Glücklicherweise gibt der Motor Leistung ab, und wenn man ihn das eine
Zeitlang machen läßt, auch Energie.
Jetzt soll möglichst stark beschleunigt werden, d.h. die zur Beschleunigung
nötige Arbeit (=Zunahme der kinetischen Energie von GS mit Robbie, die
ja wohl beide nicht masselos sind), soll in kürzest möglicher Zeit geleistet
werden. Das geht aber dann am schnellsten, wenn der Motor pro Zeit ein
Maximum an Arbeit leistet, was nichts anderes heißt als: maximale
Leistung abgibt. Und das tut er nunmal nicht bei der Drehzahl mit dem
besten Drehmoment, sondern bei der mit der höchsten Leistung.

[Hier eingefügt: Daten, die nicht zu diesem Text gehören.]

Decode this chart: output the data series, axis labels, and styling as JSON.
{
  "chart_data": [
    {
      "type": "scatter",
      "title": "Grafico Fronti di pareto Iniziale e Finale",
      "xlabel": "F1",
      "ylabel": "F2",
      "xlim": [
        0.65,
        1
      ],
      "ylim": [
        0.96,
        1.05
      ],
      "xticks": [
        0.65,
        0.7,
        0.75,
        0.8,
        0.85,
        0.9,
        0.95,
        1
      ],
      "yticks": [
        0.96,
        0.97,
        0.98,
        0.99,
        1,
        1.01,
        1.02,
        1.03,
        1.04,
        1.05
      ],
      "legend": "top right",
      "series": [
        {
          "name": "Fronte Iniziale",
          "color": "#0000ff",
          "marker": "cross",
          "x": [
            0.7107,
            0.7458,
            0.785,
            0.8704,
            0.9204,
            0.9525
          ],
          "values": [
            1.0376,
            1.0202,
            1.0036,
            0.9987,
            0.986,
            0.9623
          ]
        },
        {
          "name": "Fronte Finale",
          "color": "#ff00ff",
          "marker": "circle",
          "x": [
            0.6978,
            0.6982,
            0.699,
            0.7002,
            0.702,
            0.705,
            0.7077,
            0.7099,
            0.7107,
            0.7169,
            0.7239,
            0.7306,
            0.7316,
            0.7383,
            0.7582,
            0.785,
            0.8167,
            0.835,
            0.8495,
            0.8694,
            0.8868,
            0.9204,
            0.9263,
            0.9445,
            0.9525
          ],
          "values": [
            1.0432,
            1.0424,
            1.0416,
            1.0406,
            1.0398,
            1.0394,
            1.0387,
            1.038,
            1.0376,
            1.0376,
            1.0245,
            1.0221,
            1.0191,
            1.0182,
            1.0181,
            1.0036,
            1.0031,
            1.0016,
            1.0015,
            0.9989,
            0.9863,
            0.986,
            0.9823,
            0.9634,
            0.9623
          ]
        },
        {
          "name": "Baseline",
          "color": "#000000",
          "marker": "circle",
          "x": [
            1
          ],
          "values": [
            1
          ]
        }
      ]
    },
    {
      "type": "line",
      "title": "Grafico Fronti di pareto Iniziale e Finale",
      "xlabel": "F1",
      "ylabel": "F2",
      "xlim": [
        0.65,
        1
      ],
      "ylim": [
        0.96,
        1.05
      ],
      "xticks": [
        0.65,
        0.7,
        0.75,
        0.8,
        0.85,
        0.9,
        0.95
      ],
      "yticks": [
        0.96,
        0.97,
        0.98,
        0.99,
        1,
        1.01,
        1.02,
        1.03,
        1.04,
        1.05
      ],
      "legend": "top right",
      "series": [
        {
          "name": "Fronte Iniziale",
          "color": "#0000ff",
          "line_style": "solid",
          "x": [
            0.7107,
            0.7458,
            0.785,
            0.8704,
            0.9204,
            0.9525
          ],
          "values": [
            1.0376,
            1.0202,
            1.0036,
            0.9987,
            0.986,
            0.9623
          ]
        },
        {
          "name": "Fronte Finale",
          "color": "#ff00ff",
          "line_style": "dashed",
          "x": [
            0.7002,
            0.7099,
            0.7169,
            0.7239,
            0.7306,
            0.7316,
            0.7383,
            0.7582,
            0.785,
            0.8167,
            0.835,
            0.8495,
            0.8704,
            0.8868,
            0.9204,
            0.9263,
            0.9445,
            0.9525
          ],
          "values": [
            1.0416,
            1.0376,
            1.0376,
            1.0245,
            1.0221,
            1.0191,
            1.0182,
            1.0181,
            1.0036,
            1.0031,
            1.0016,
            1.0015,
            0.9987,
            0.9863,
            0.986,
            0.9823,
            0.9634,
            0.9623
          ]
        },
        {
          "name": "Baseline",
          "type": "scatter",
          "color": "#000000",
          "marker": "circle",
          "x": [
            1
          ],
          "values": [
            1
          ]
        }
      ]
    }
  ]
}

Und jetzt, oh Wunder!, sieht man auch plötzlich ohne komplizierte
Berechnungen mit Übersetzung hier und 9549 da, daß bei Nenndrehzahl
das Drehmoment am Hinterrad bzw. die an dessen Umfang wirkende Kraft
höher ist als wenn der Motor mit maximalem Drehmoment arbeitet:
Leistung = Kraft * Geschwindigkeit, bzw.
Kraft = Leistung/Geschwindigkeit,
das heißt, wenn Robbie mit einer bestimmten Geschwindigkeit fährt, ist
die zur Beschleunigung zur Verfügung stehende Kraft dann am größten,
wenn der Motor am meisten Leistung abgibt.

Und ganz am Schluß nochmal ein Beispiel von wegen Plausibilität:
Bei der Roller-Variomatikfrage, wo es darum ging wie man die Verstellung
der Übersetzung am günstigsten justiert, da sind wir doch davon
ausgegangen, daß man das so einstellen kann, daß bei allen möglichen
Fahrgeschwindigkeiten die Motordrehzahl immer konstant bleibt. Die Frage
war, soll man das besser auf die Drehzahl mit maximalem Drehmoment
einstellen oder auf die Nenndrehzahl?
Dazu nur soviel: wenn die Drehzahl bei jeder Geschwindigkeit konstant
bleibt, dann natürlich auch bei der Höchstgeschwindigkeit. Wenn die
Variomatik aber so eingestellt ist, daß immer nur maximales Drehmoment
vorhanden ist, dann fährst du auch bei Höchstgeschwindigkeit damit und
eben nicht mit maximaler Leistung.
Für ne optimale Einstellung ist das irgendwie komisch, oder?